Sour Cream Loaf Pound Cake
- Yield 18 servings
This lovely, moist pound cake can easily be turned into a shortcake dessert with fruit and whipped or ice cream.
If you’re having any second thoughts about how long it takes to make pound cake, it might help to know that early cakes were beaten by hand, sometimes for more than an hour.
- 1 1/2 cups all-purpose flour
- 1/4 teaspoon baking powder
- 1/8 teaspoon baking soda
- 1/4 teaspoon salt
- 2/3 cup unsalted butter, slightly softened
- 1 1/3 cups sugar
- 3 eggs
- 1/2 cup sour cream
- 3/4 teaspoon vanilla extract
- Preheat oven to 325F. Coat a 9 x 5-inch loaf pan with baking spray.

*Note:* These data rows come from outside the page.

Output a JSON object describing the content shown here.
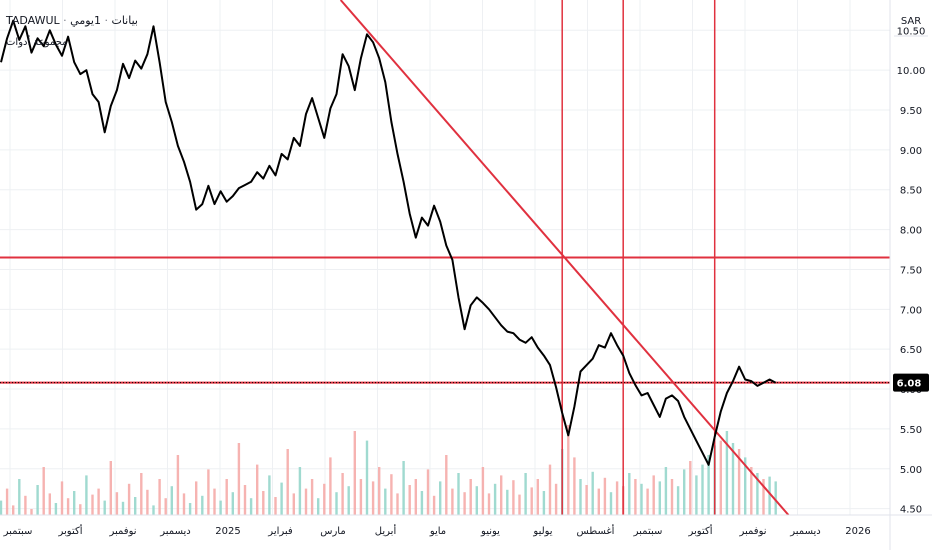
{
  "header": {
    "symbol": "TADAWUL",
    "separator": "·",
    "interval": "1يومي",
    "chart_style": "بيانات",
    "subtitle": "مجموعة أدوات"
  },
  "price_scale": {
    "currency": "SAR",
    "last_price_label": "6.08"
  },
  "colors": {
    "price_line": "#000000",
    "drawings": "#e0313f",
    "volume_up": "#8fd3c8",
    "volume_down": "#f4a6a3",
    "grid": "#eef0f3",
    "last_price_badge": "#000000"
  },
  "chart_data": {
    "type": "line",
    "title": "",
    "xlabel": "",
    "ylabel": "",
    "ylim": [
      4.42,
      10.88
    ],
    "x_ticks": [
      "سبتمبر",
      "أكتوبر",
      "نوفمبر",
      "ديسمبر",
      "2025",
      "فبراير",
      "مارس",
      "أبريل",
      "مايو",
      "يونيو",
      "يوليو",
      "أغسطس",
      "سبتمبر",
      "أكتوبر",
      "نوفمبر",
      "ديسمبر",
      "2026"
    ],
    "y_ticks": [
      4.5,
      5.0,
      5.5,
      6.0,
      6.5,
      7.0,
      7.5,
      8.0,
      8.5,
      9.0,
      9.5,
      10.0,
      10.5
    ],
    "y_tick_labels": [
      "4.50",
      "5.00",
      "5.50",
      "6.00",
      "6.50",
      "7.00",
      "7.50",
      "8.00",
      "8.50",
      "9.00",
      "9.50",
      "10.00",
      "10.50"
    ],
    "series": [
      {
        "style": "line",
        "x": [
          0,
          1,
          2,
          3,
          4,
          5,
          6,
          7,
          8,
          9,
          10,
          11,
          12,
          13,
          14,
          15,
          16,
          17,
          18,
          19,
          20,
          21,
          22,
          23,
          24,
          25,
          26,
          27,
          28,
          29,
          30,
          31,
          32,
          33,
          34,
          35,
          36,
          37,
          38,
          39,
          40,
          41,
          42,
          43,
          44,
          45,
          46,
          47,
          48,
          49,
          50,
          51,
          52,
          53,
          54,
          55,
          56,
          57,
          58,
          59,
          60,
          61,
          62,
          63,
          64,
          65,
          66,
          67,
          68,
          69,
          70,
          71,
          72,
          73,
          74,
          75,
          76,
          77,
          78,
          79,
          80,
          81,
          82,
          83,
          84,
          85,
          86,
          87,
          88,
          89,
          90,
          91,
          92,
          93,
          94,
          95,
          96,
          97,
          98,
          99,
          100,
          101,
          102,
          103,
          104,
          105,
          106,
          107,
          108,
          109,
          110,
          111,
          112,
          113,
          114,
          115,
          116,
          117,
          118,
          119,
          120,
          121,
          122,
          123,
          124,
          125,
          126,
          127
        ],
        "y": [
          10.1,
          10.4,
          10.62,
          10.38,
          10.55,
          10.22,
          10.4,
          10.3,
          10.5,
          10.32,
          10.18,
          10.42,
          10.1,
          9.95,
          10.0,
          9.7,
          9.6,
          9.22,
          9.55,
          9.75,
          10.08,
          9.9,
          10.12,
          10.02,
          10.2,
          10.55,
          10.1,
          9.6,
          9.35,
          9.05,
          8.85,
          8.6,
          8.25,
          8.32,
          8.55,
          8.32,
          8.48,
          8.35,
          8.42,
          8.52,
          8.56,
          8.6,
          8.72,
          8.64,
          8.8,
          8.68,
          8.95,
          8.88,
          9.15,
          9.05,
          9.45,
          9.65,
          9.4,
          9.15,
          9.52,
          9.7,
          10.2,
          10.05,
          9.75,
          10.15,
          10.45,
          10.35,
          10.15,
          9.85,
          9.35,
          8.95,
          8.6,
          8.2,
          7.9,
          8.15,
          8.05,
          8.3,
          8.1,
          7.8,
          7.62,
          7.15,
          6.75,
          7.05,
          7.15,
          7.08,
          7.0,
          6.9,
          6.8,
          6.72,
          6.7,
          6.62,
          6.58,
          6.65,
          6.52,
          6.42,
          6.3,
          6.02,
          5.7,
          5.42,
          5.78,
          6.22,
          6.3,
          6.38,
          6.55,
          6.52,
          6.7,
          6.55,
          6.42,
          6.2,
          6.05,
          5.92,
          5.95,
          5.8,
          5.65,
          5.88,
          5.92,
          5.85,
          5.65,
          5.5,
          5.35,
          5.2,
          5.05,
          5.4,
          5.72,
          5.95,
          6.1,
          6.28,
          6.12,
          6.1,
          6.04,
          6.08,
          6.12,
          6.08
        ]
      }
    ],
    "volume": {
      "up": [
        0.12,
        0.22,
        0.08,
        0.3,
        0.16,
        0.05,
        0.25,
        0.4,
        0.18,
        0.1,
        0.28,
        0.14,
        0.2,
        0.09,
        0.33,
        0.17,
        0.22,
        0.12,
        0.45,
        0.19,
        0.11,
        0.26,
        0.15,
        0.35,
        0.21,
        0.08,
        0.3,
        0.14,
        0.24,
        0.5,
        0.18,
        0.1,
        0.28,
        0.16,
        0.38,
        0.22,
        0.12,
        0.3,
        0.19,
        0.6,
        0.25,
        0.14,
        0.42,
        0.2,
        0.33,
        0.15,
        0.27,
        0.55,
        0.18,
        0.4,
        0.22,
        0.3,
        0.14,
        0.26,
        0.48,
        0.19,
        0.35,
        0.24,
        0.7,
        0.3,
        0.62,
        0.28,
        0.4,
        0.22,
        0.34,
        0.18,
        0.45,
        0.25,
        0.3,
        0.2,
        0.38,
        0.16,
        0.28,
        0.5,
        0.22,
        0.35,
        0.19,
        0.3,
        0.24,
        0.4,
        0.18,
        0.26,
        0.33,
        0.21,
        0.29,
        0.17,
        0.35,
        0.23,
        0.3,
        0.2,
        0.42,
        0.26,
        0.55,
        0.75,
        0.48,
        0.3,
        0.25,
        0.36,
        0.22,
        0.31,
        0.19,
        0.28,
        0.24,
        0.35,
        0.3,
        0.26,
        0.22,
        0.33,
        0.28,
        0.4,
        0.3,
        0.24,
        0.38,
        0.45,
        0.33,
        0.42,
        0.5,
        0.58,
        0.62,
        0.7,
        0.6,
        0.55,
        0.48,
        0.4,
        0.35,
        0.3,
        0.32,
        0.28
      ],
      "up_mask": [
        1,
        0,
        0,
        1,
        0,
        0,
        1,
        0,
        0,
        1,
        0,
        0,
        1,
        0,
        1,
        0,
        0,
        1,
        0,
        0,
        1,
        0,
        1,
        0,
        0,
        1,
        0,
        0,
        1,
        0,
        0,
        1,
        0,
        1,
        0,
        0,
        1,
        0,
        1,
        0,
        0,
        1,
        0,
        0,
        1,
        0,
        1,
        0,
        0,
        1,
        0,
        0,
        1,
        0,
        0,
        1,
        0,
        1,
        0,
        0,
        1,
        0,
        0,
        1,
        0,
        0,
        1,
        0,
        0,
        1,
        0,
        0,
        1,
        0,
        0,
        1,
        0,
        0,
        1,
        0,
        0,
        1,
        0,
        1,
        0,
        0,
        1,
        0,
        0,
        1,
        0,
        0,
        1,
        0,
        0,
        1,
        0,
        1,
        0,
        0,
        1,
        0,
        0,
        1,
        0,
        1,
        0,
        0,
        1,
        1,
        0,
        1,
        1,
        0,
        1,
        1,
        1,
        1,
        0,
        1,
        1,
        0,
        1,
        0,
        1,
        0,
        1,
        1
      ]
    },
    "horizontal_lines": [
      7.65,
      6.08
    ],
    "trendline": {
      "from": [
        60.0,
        10.5
      ],
      "to": [
        122.5,
        5.0
      ]
    },
    "vertical_lines_x": [
      92,
      102,
      117
    ],
    "last_price": 6.08,
    "grid": true
  }
}
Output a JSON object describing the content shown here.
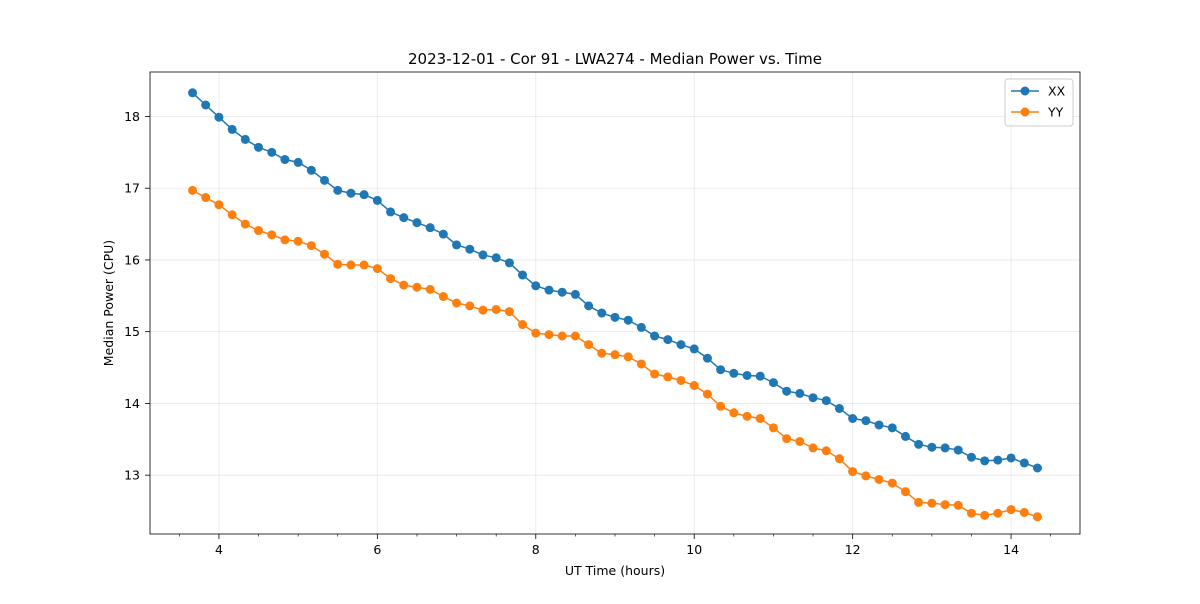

- Combine flour, baking powder, baking powder and salt in a large bowl.
- Beat butter and sugar at medium speed until light and fluffy. Add eggs, one at a time, beating well after each addition. Turn to low speed; add flour mixture alternately with sour cream, beating after each addition. Beat in vanilla.
- Pour into prepared pan, smooth top and bake 70 minutes or until a tester inserted in center comes out clean. Let cool in pan on wire rack 15 minutes. Remove from pan and finish cooling on rack.